O Ministério da Saúde do Brasil tomou uma importante medida de saúde pública ao recomendar a aplicação da chamada “dose zero” da vacina tríplice viral em crianças de 6 a 11 meses de idade na cidade de São Bernardo do Campo, localizada no estado de São Paulo. Essa ação foi motivada pela investigação de dois casos suspeitos de sarampo na região, o que gerou preocupações sobre a possibilidade de transmissão do vírus. A mesma estratégia já foi implementada em outras áreas, como na capital paulista e em Guarulhos, com o objetivo de minimizar os riscos associados à disseminação do sarampo.

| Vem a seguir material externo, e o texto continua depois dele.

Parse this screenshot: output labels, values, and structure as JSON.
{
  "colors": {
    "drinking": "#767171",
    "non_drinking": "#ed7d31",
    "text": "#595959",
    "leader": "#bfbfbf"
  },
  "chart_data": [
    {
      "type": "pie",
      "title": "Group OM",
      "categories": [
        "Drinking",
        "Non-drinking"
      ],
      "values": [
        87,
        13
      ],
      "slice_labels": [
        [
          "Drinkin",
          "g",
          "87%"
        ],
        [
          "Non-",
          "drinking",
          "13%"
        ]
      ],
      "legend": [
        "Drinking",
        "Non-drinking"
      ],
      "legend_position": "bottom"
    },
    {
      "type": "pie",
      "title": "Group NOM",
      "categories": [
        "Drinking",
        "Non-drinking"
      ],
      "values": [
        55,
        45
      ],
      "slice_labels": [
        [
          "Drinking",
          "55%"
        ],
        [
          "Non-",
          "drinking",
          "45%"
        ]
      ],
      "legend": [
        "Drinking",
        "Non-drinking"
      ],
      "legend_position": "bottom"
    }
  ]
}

A “dose zero” se refere a uma vacina adicional que é administrada antes do que está previsto no Calendário Nacional de Vacinação. É importante ressaltar que essa dose extra não substitui as imunizações regulares; as crianças devem continuar recebendo a primeira dose (D1) aos 12 meses e a segunda dose (D2) aos 15 meses de idade. A intenção por trás dessa medida é oferecer uma proteção ampliada para as crianças mais vulneráveis, que têm um risco aumentado de contrair a doença e desenvolver formas graves. A recomendação para essa estratégia é especialmente relevante em áreas onde há circulação do vírus ou surtos confirmados, pois ela ajuda a interromper as cadeias de transmissão e a prevenir a gravidade dos casos.

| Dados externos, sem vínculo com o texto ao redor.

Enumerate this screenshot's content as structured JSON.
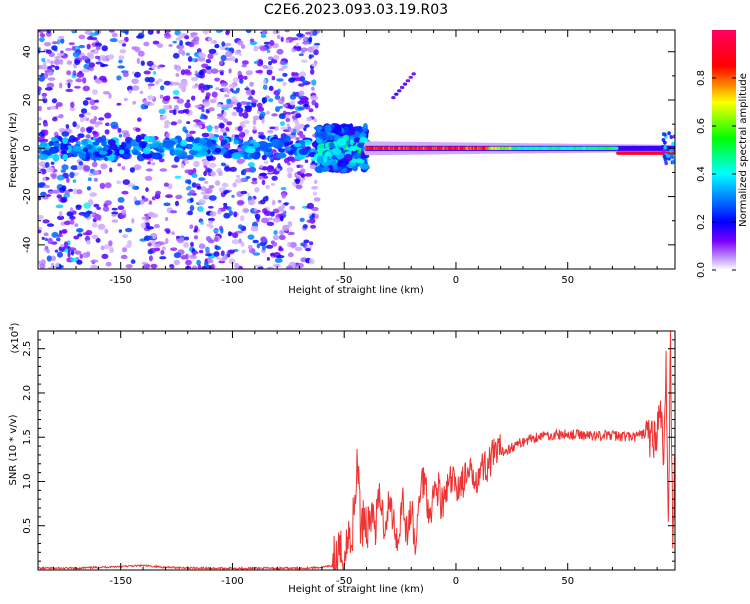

Entre junho e julho deste ano, a cidade de São Paulo registrou oito casos de sarampo, todos com vínculos de importação. Além disso, 16 casos continuam sob investigação, dos quais 13 estão na capital, dois em São Bernardo do Campo e um em Guarulhos, enquanto cinco já foram descartados. Apesar desses novos casos, o Brasil continua a ser um país livre da circulação endêmica do sarampo, mantendo essa condição mesmo após a certificação regional de eliminação da doença ter sido revogada nas Américas, devido a surtos em outros países como Estados Unidos e México.

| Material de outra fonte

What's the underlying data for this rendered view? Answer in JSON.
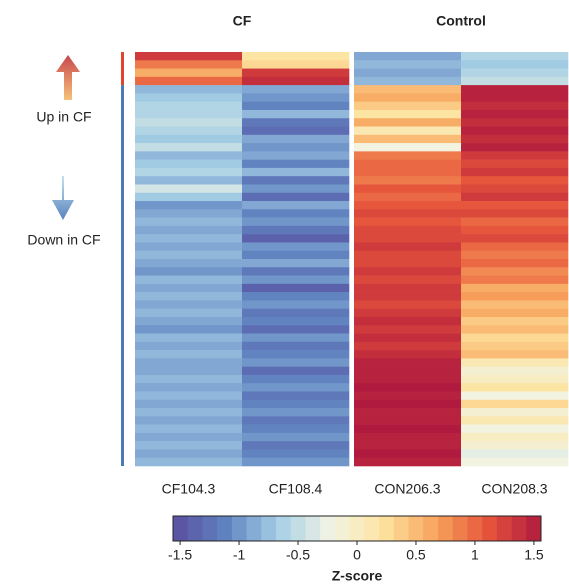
{
  "chart_data": {
    "type": "heatmap",
    "groups": [
      "CF",
      "Control"
    ],
    "columns": [
      "CF104.3",
      "CF108.4",
      "CON206.3",
      "CON208.3"
    ],
    "row_groups": [
      {
        "name": "Up in CF",
        "color": "#e0452f",
        "size": 4
      },
      {
        "name": "Down in CF",
        "color": "#4a78b8",
        "size": 46
      }
    ],
    "values": [
      [
        1.3,
        0.2,
        -0.9,
        -0.6
      ],
      [
        0.9,
        0.3,
        -0.8,
        -0.7
      ],
      [
        0.6,
        1.3,
        -0.9,
        -0.6
      ],
      [
        1.0,
        1.4,
        -0.8,
        -0.5
      ],
      [
        -0.8,
        -0.9,
        0.5,
        1.5
      ],
      [
        -0.7,
        -1.0,
        0.6,
        1.5
      ],
      [
        -0.6,
        -1.1,
        0.4,
        1.4
      ],
      [
        -0.6,
        -0.8,
        0.2,
        1.5
      ],
      [
        -0.5,
        -1.2,
        0.6,
        1.4
      ],
      [
        -0.6,
        -1.3,
        0.1,
        1.5
      ],
      [
        -0.7,
        -0.9,
        0.5,
        1.4
      ],
      [
        -0.5,
        -1.0,
        -0.2,
        1.5
      ],
      [
        -0.8,
        -0.9,
        0.9,
        1.3
      ],
      [
        -0.7,
        -1.1,
        1.0,
        1.2
      ],
      [
        -0.6,
        -0.8,
        1.0,
        1.3
      ],
      [
        -0.8,
        -1.2,
        0.9,
        1.1
      ],
      [
        -0.4,
        -1.0,
        1.1,
        1.2
      ],
      [
        -0.7,
        -1.3,
        1.0,
        1.3
      ],
      [
        -1.0,
        -0.9,
        1.1,
        1.1
      ],
      [
        -0.9,
        -1.1,
        1.2,
        1.2
      ],
      [
        -0.8,
        -1.0,
        1.1,
        1.0
      ],
      [
        -0.9,
        -1.2,
        1.2,
        1.1
      ],
      [
        -0.8,
        -1.4,
        1.2,
        1.2
      ],
      [
        -0.9,
        -1.0,
        1.3,
        1.0
      ],
      [
        -0.8,
        -1.1,
        1.2,
        0.9
      ],
      [
        -0.9,
        -0.9,
        1.2,
        1.0
      ],
      [
        -1.0,
        -1.2,
        1.3,
        0.8
      ],
      [
        -0.8,
        -1.0,
        1.2,
        0.9
      ],
      [
        -0.9,
        -1.4,
        1.3,
        0.6
      ],
      [
        -0.8,
        -1.1,
        1.3,
        0.7
      ],
      [
        -0.9,
        -1.0,
        1.2,
        0.5
      ],
      [
        -0.8,
        -1.2,
        1.3,
        0.6
      ],
      [
        -0.9,
        -1.1,
        1.4,
        0.4
      ],
      [
        -1.0,
        -1.3,
        1.3,
        0.5
      ],
      [
        -0.8,
        -1.0,
        1.4,
        0.3
      ],
      [
        -0.9,
        -1.2,
        1.3,
        0.4
      ],
      [
        -0.8,
        -1.1,
        1.4,
        0.5
      ],
      [
        -0.9,
        -1.0,
        1.5,
        0.1
      ],
      [
        -0.9,
        -1.3,
        1.5,
        -0.1
      ],
      [
        -0.8,
        -1.1,
        1.5,
        0.0
      ],
      [
        -0.9,
        -1.0,
        1.6,
        0.2
      ],
      [
        -0.8,
        -1.2,
        1.5,
        -0.2
      ],
      [
        -0.9,
        -1.1,
        1.6,
        0.3
      ],
      [
        -0.8,
        -1.0,
        1.5,
        -0.1
      ],
      [
        -0.9,
        -1.2,
        1.5,
        0.1
      ],
      [
        -0.8,
        -1.1,
        1.6,
        -0.2
      ],
      [
        -0.9,
        -1.0,
        1.5,
        0.0
      ],
      [
        -0.8,
        -1.2,
        1.5,
        -0.1
      ],
      [
        -0.9,
        -1.1,
        1.6,
        -0.3
      ],
      [
        -0.8,
        -1.0,
        1.5,
        -0.2
      ]
    ],
    "colormap": [
      "#5a4fa0",
      "#5f82c0",
      "#a6cfe6",
      "#f2f4e4",
      "#fde3a0",
      "#f7a35c",
      "#e5533c",
      "#b01a3e"
    ],
    "clim": [
      -1.56,
      1.56
    ],
    "cticks": [
      -1.5,
      -1,
      -0.5,
      0,
      0.5,
      1,
      1.5
    ],
    "colorbar_label": "Z-score"
  }
}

É importante frisar a relevância da vacina tríplice viral, que faz parte do Calendário Nacional de Vacinação, e que se destina não só a crianças, mas também a jovens até os 29 anos, que devem receber duas doses, e adultos entre 30 e 59 anos, que devem ao menos ter uma dose registrada. Em 2025, as taxas de cobertura vacinal no Brasil eram de 92,90% para a primeira dose e 78,31% para a segunda. Neste ano, mais de 7,2 milhões de doses da vacina já foram distribuídas, com 1,8 milhão aplicadas até o momento. A vacinação é gratuita e pode ser realizada em todas as Unidades Básicas de Saúde, demonstrando o compromisso do sistema de saúde pública brasileiro com a imunização da população.